Problem 3
Pick a card, any card. You draw a card from a deck. If you get a red card, you win nothing. If you get a spade, you win \(\$ 5\). For any club, you win \(\$ 10\) plus an extra \(\$ 20\) for the ace of clubs. a) Create a probability model for the amount you win. b) Find the expected amount you'll win. c) What would you be willing to pay to play this game?
Problem 5
Kids. A couple plans to have children until they get a girl, but they agree that they will not have more than three children even if all are boys. (Assume boys and girls are equally likely.) a) Create a probability model for the number of children they might have. b) Find the expected number of children. c) Find the expected number of boys they'll have.
Problem 7
Software. A small software company bids on two contracts. It anticipates a profit of \(\$ 50,000\) if it gets the larger contract and a profit of \(\$ 20,000\) on the smaller contract.
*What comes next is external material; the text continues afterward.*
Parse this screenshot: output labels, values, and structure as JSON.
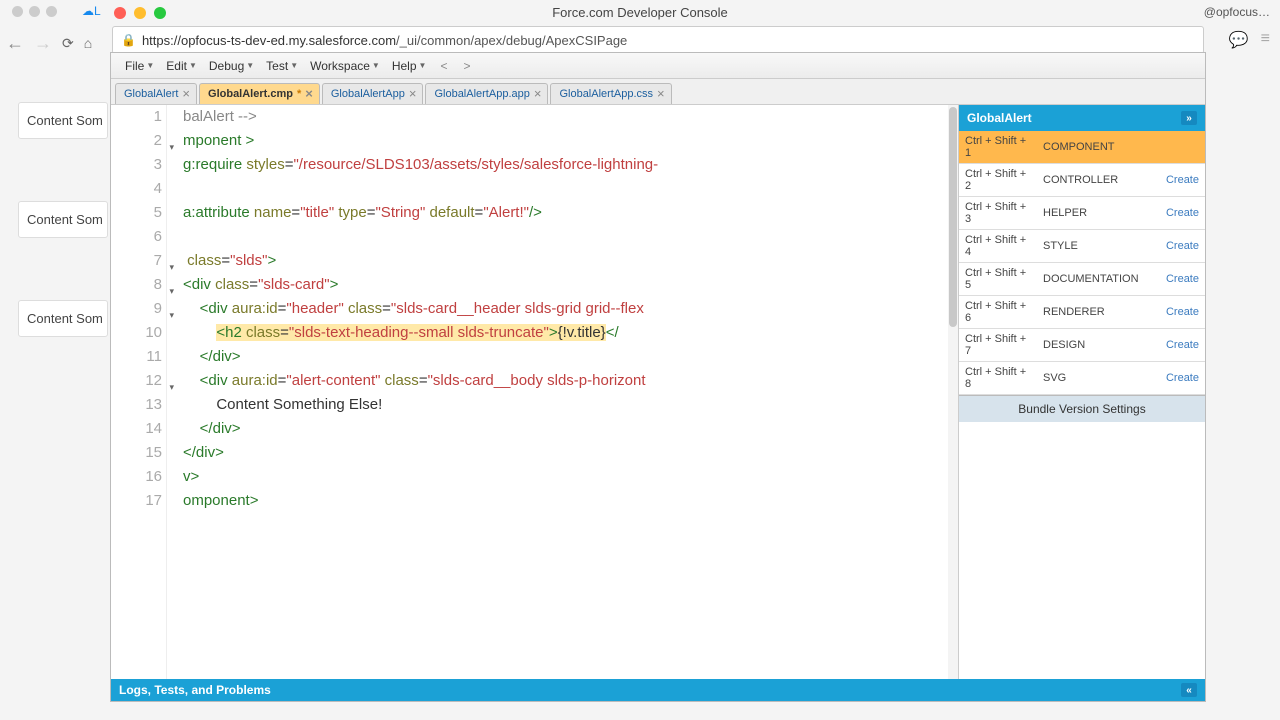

The company estimates there's a \(30 \%\) chance it will get the larger contract and a \(60 \%\) chance it will get the smaller contract. Assuming the contracts will be awarded independently, what's the expected profit?
Problem 18
Insurance. An insurance policy costs \(\$ 100\) and will pay policyholders \(\$ 10,000\) if they suffer a major injury (resulting in hospitalization) or \(\$ 3000\) if they suffer a minor injury (resulting in lost time from work). The company estimates that each year 1 in every 2000 policyholders may have a major injury, and 1 in 500 a minor injury only. a) Create a probability model for the profit on a policy. b) What's the company's expected profit on this policy? c) What's the standard deviation?
Problem 43
Farmers' market. A farmer has \(100 \mathrm{lb}\) of apples and \(50 \mathrm{lb}\) of potatoes for sale. The market price for apples (per pound) each day is a random variable with a mean of \(0.5\) dollars and a standard deviation of \(0.2\) dollars. Similarly, for a pound of potatoes, the mean price is \(0.3\) dollars and the standard deviation is \(0.1\) dollars. It also costs him 2 dollars to bring all the apples and potatoes to the market. The market is busy with eager shoppers, so we can assume that he'll be able to sell all of each type of produce at that day's price. a) Define your random variables, and use them to express the farmer's net income. b) Find the mean. c) Find the standard deviation of the net income. d) Do you need to make any assumptions in calculating the mean? How about the standard deviation?
Problem 46
Weightlifting. The Atlas BodyBuilding Company (ABC) sells "starter sets" of barbells that consist of one bar, two 20-pound weights, and four 5 -pound weights. The bars weigh an average of 10 pounds with a standard deviation of \(0.25\) pounds. The weights average the specified amounts, but the standard deviations are \(0.2\) pounds for the 20-pounders and \(0.1\) pounds for the 5 -pounders. We can assume that all the weights are normally distributed. a) \(\mathrm{ABC}\) ships these starter sets to customers in two boxes: The bar goes in one box and the six weights go in another. What's the probability that the total weight in that second box exceeds \(60.5\) pounds? Define your variables clearly and state any assumptions you make. b) It costs \(\mathrm{ABC} \$ 0.40\) per pound to ship the box containing the weights. Because it's an odd-shaped package, though, shipping the bar costs \(\$ 0.50\) a pound plus a \(\$ 6.00\) surcharge. Find the mean and standard deviation of the company's total cost for shipping a starter set. c) Suppose a customer puts a 20-pound weight at one end of the bar and the four 5 -pound weights at the other end. Although he expects the two ends to weigh the same, they might differ slightly. What's the probability the difference is more than a quarter of a pound?